Australian triple jump (born 2001)

Desleigh Owusu (born 20 September 2001) is an Australian triple jumper. She is a multiple-time national champion and the gold medal winner at the 2024 and 2026 Oceania Athletics Championships. In 2025, she became the first Australian woman to compete in the triple jump at the World Championships.

==Biography==
She began competing in athletics for Werrington Athletics Club in Sydney. She became New South Wales state champion at 16 years—old. As an 18-year-old, Owusu recorded Australia’s fourth longest women’s triple jump at the 2019 under-20 Oceania Championships where she jumped 13.42 metres. She is coached by Australian triple jumper Andrew Murphy.

She won her first national title at the 2023 Australian Athletics Championships in Brisbane and went on to represent Australia at the delayed 2021 Summer World University Games in Chengdu, China, placing sixth overall.

She won the gold medal at the 2024 Oceania Athletics Championships in Suva, Fiji in June 2024 with a jump of 13.45 metres.
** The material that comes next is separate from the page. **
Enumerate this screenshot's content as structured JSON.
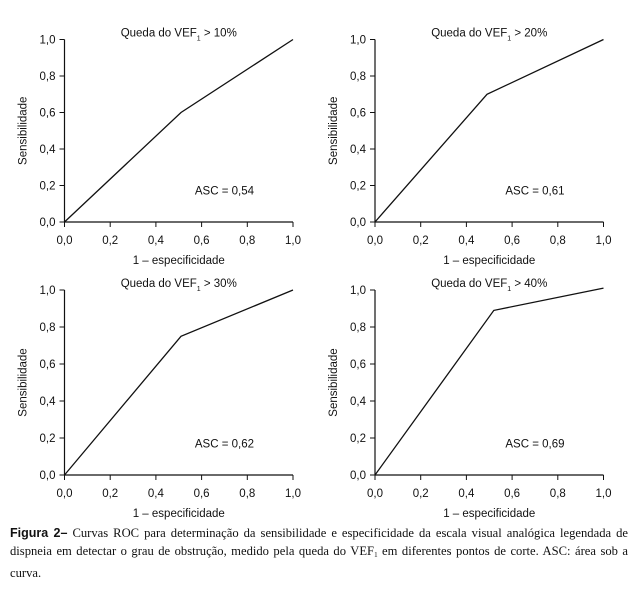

That year, she retained her national title at the 2024 Australian Athletics Championships in Adelaide.

She won the Australian Athletics Championships for a third time in April 2025 in Perth. She was selected for the 2025 Summer World University Games in Germany, winning the bronze medal in the women's triple jump with a personal best jump of 13.86 metres (+0.9), she had also previously broken her personal best earlier in the competition.

In September 2025, she competed at the 2025 World Championships in Tokyo, Japan, without advancing to the final. She was the first Australian woman to compete in the triple jump at the event.
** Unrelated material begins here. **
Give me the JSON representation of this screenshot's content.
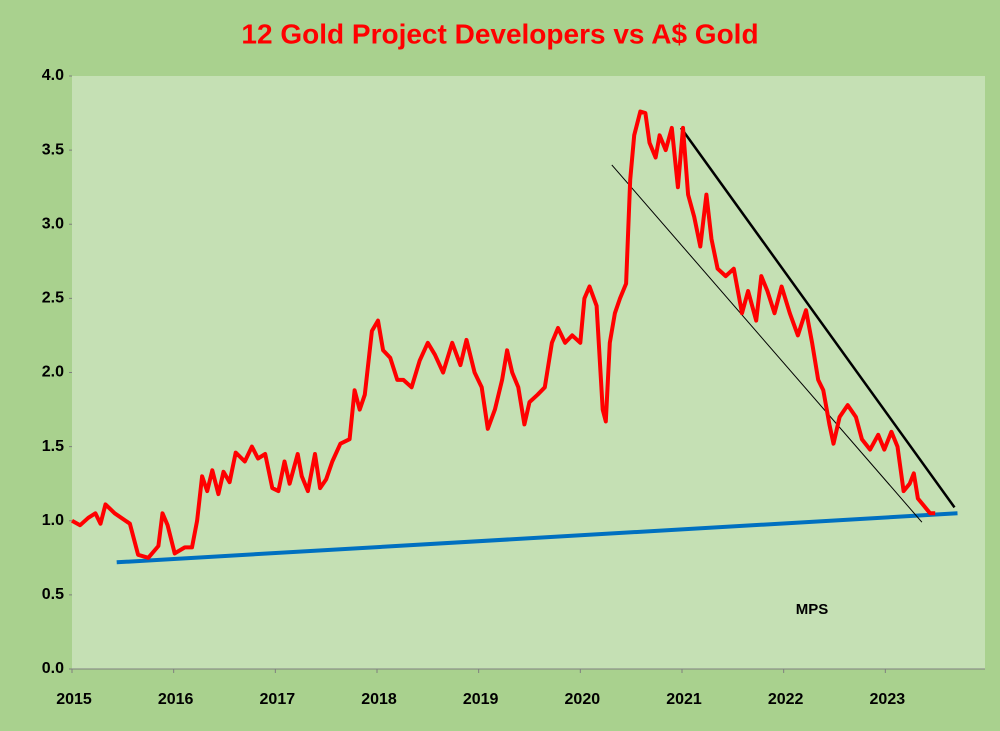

On 10 April 2026, she won her fourth straight triple jump title at the Australian Championships in Sydney, with a leap of 13.58m (+0.4) to finish ahead of Tiana Boras. The following month, Owusu also won the gold medal at the 2026 Oceania Athletics Championships in Darwin. She placed fourth in the triple jump at the 2026 Commonwealth Games in Glasgow, Scotland.

==Personal life==
She grew up the western Sydney suburb of Blacktown and attended Blacktown Girls High School. She graduated with a bachelor's degree in social science from Macquarie University in 2025. She has Ghanaian heritage.